Moreover, we also analyze the metrics’ convergence to determine the possible epoch to train the model optimally. Figure 3 shows the Hit@n, mean rank, and mean reciprocal rank of ComplEx-GNN on FB15k-237 dataset. At first glance, on Hit@k’s chart, the percentage saw an upward coverage tendency at the first 64 epochs, then having a mild fluctuation from 23.1% to 23.6% on Hits@1, 33.4% to 35.9% on Hits@3 and 49.4% to 50.6% on Hits@10, respectively. Meanwhile, a similar trend was experienced on MRR’s chart ranging 32.1% to 32.8%, approximately. Figure 4 shows our experiments on WN18RR, the statistics for Hits@k(1, 3, 10) climbed substantially, reaching 37.6% on Hits@1, 45.6% on Hits@3, and 51.1% on Hits@10 at the first 304 epochs, before continuing to follow this tendency but less critically.
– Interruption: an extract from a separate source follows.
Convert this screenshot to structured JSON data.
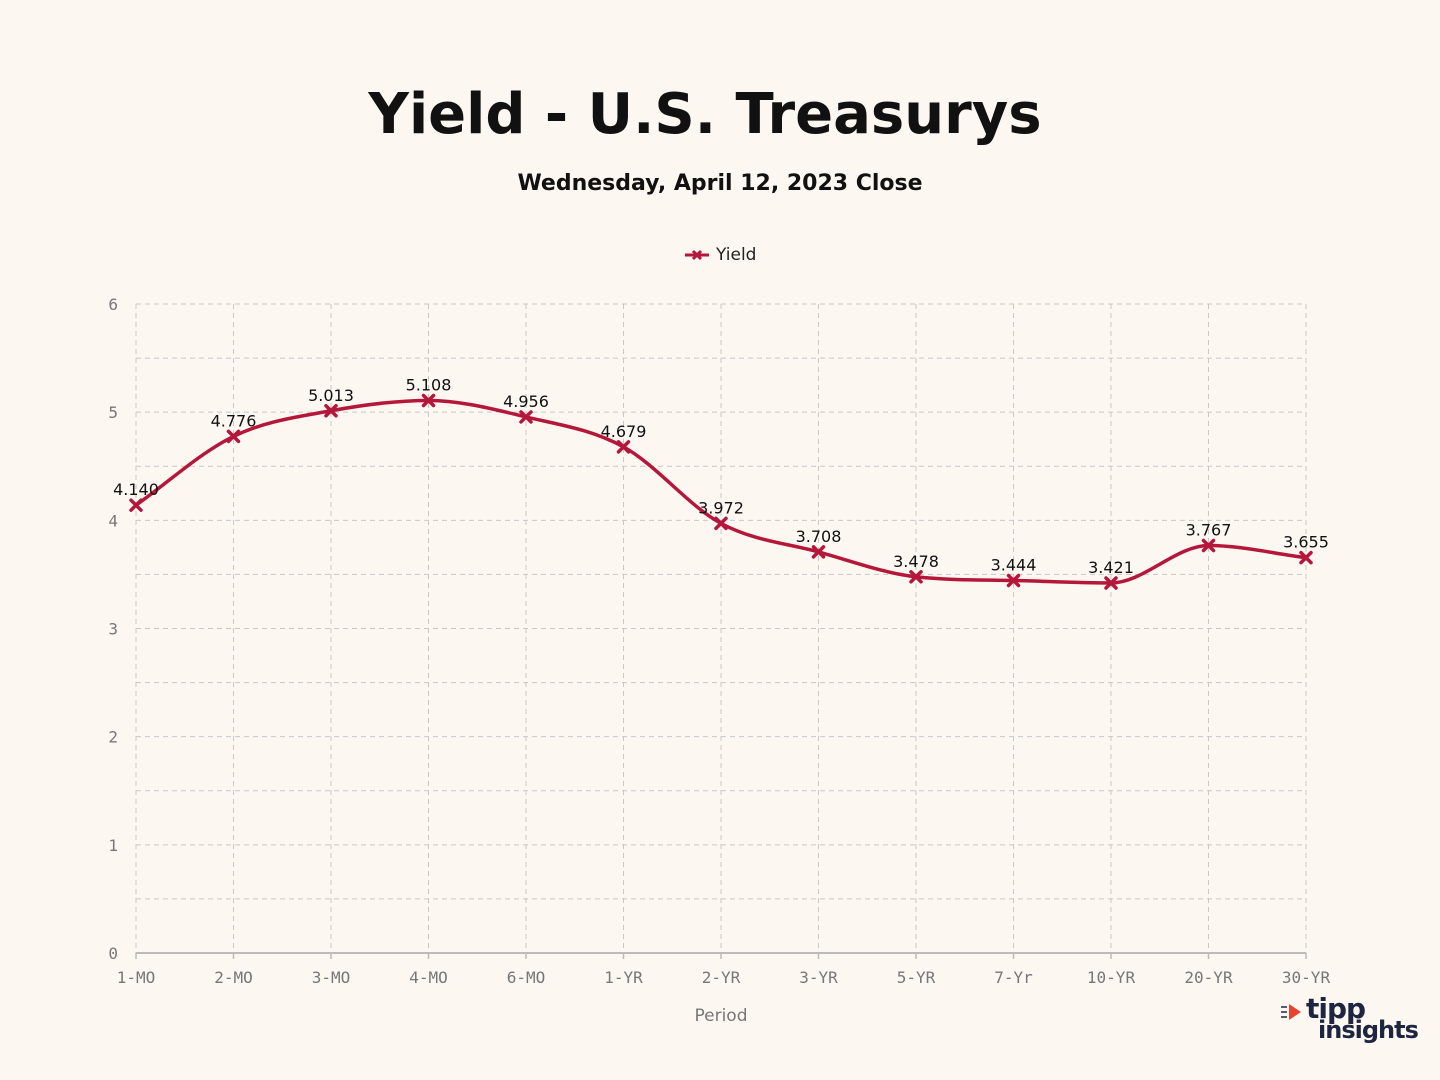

Meanwhile, the MRR rapidly increased to 43.1% before fluctuating with a variation of around 1.6%. The charts shows that the convergence proceed of Hits@k is slightly slower than MRR on both two dataset.
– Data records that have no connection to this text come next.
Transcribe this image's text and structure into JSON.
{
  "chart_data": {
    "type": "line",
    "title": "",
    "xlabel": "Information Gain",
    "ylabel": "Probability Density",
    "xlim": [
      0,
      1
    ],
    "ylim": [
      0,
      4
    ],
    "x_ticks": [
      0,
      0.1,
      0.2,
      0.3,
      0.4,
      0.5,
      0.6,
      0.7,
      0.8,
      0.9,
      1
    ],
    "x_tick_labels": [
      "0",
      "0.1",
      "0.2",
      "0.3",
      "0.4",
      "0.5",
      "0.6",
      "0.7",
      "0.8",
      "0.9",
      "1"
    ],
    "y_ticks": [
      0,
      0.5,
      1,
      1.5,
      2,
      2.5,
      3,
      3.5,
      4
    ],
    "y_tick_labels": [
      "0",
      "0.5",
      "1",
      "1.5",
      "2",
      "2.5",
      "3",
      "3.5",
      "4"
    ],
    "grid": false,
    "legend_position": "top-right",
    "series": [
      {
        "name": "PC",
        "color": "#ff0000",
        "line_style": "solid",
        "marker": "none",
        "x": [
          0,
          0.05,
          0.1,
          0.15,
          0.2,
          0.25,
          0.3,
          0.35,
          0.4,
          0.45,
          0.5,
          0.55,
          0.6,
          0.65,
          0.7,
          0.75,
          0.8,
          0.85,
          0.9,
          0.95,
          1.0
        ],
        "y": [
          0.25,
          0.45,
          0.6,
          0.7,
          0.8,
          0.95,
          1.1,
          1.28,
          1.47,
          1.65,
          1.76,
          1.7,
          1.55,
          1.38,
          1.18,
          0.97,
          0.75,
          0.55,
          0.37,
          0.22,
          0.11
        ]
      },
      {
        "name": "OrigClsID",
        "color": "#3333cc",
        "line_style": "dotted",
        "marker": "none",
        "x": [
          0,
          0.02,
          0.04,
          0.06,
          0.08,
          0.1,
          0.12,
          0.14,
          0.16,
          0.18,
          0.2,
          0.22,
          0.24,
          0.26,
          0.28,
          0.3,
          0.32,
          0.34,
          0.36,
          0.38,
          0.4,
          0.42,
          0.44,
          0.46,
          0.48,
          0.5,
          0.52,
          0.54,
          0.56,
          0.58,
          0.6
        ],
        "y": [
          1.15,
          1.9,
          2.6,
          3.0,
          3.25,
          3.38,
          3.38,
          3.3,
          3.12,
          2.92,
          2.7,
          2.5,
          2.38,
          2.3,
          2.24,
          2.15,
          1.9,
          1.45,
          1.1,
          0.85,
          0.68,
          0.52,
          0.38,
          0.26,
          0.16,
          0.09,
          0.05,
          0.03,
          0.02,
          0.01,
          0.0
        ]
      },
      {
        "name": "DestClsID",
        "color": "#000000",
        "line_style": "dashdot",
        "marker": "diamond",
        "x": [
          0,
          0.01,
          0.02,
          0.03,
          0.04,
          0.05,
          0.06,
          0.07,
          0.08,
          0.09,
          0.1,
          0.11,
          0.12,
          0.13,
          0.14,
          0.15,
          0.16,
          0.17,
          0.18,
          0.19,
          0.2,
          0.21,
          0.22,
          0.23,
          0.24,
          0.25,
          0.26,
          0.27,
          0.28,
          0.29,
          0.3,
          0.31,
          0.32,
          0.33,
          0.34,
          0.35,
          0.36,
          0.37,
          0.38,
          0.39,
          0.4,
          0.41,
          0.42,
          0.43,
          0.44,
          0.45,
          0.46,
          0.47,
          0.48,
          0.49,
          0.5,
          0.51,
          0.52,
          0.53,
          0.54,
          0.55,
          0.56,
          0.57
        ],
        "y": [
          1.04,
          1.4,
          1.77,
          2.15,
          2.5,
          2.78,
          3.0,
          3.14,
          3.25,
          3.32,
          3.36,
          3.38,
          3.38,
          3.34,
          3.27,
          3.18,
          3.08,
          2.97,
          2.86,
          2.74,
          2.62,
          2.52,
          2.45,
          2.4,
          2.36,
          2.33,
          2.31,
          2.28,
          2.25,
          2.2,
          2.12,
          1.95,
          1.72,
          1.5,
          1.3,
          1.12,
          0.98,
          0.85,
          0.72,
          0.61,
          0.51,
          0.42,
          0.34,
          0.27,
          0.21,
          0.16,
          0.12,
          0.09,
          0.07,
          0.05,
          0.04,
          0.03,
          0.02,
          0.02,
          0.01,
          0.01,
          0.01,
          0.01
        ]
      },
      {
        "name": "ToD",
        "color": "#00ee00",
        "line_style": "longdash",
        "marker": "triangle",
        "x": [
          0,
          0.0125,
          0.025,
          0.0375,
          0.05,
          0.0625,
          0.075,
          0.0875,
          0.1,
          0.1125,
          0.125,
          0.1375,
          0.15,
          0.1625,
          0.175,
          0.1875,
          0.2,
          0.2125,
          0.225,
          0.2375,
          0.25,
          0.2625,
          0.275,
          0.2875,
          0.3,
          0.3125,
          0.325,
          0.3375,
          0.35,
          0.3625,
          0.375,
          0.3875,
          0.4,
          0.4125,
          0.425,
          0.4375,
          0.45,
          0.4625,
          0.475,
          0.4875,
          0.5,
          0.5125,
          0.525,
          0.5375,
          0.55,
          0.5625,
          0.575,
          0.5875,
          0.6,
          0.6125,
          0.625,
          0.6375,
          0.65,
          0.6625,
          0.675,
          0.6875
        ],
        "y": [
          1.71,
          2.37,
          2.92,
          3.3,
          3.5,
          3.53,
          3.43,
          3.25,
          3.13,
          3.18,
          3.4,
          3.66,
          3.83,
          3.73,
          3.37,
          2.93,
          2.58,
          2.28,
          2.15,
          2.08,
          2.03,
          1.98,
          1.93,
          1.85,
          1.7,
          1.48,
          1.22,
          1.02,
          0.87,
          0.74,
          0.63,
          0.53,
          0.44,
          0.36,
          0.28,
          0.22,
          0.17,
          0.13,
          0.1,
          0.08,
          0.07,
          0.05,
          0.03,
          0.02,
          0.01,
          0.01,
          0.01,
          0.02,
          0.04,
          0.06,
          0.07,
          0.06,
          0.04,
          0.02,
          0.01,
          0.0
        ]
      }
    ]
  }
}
In conclusion, the convergence of our model shows that it is fast and requires at least 300 epochs for WN18RR and 1000 epochs for FB15k-237. Although the stable process on WN18RR, the poor result on that dataset.

5 Conclusion

In this paper, we have proposed ComplEx-GNN model based on integrating graph neural networks and complex representation for the link prediction problem. First, we embedded entities and relations into complex space, then utilized the graph features by the Graph Aggregation Layers. By the way, the graph connectivity and relation types can be included in the learning process. The ComplEx’s scoring function is applied to take advantage of the complex space, which could handle symmetric and asymmetric relations and enhance the model’s expressivity. The gap between our model with ComplEx and LiteralE and GNN models proves the importance of structural information, indicating the power of complex space in representing entities and relations. Although obtaining the better result, the training time is significant and performs poorly on WN18RR.

In future work, we intend to embed graph features into the hypercomplex space to exploit more latent semantic information. Moreover, we also seek to simplify the Graph Aggregation Layer to be scalable in large KGs.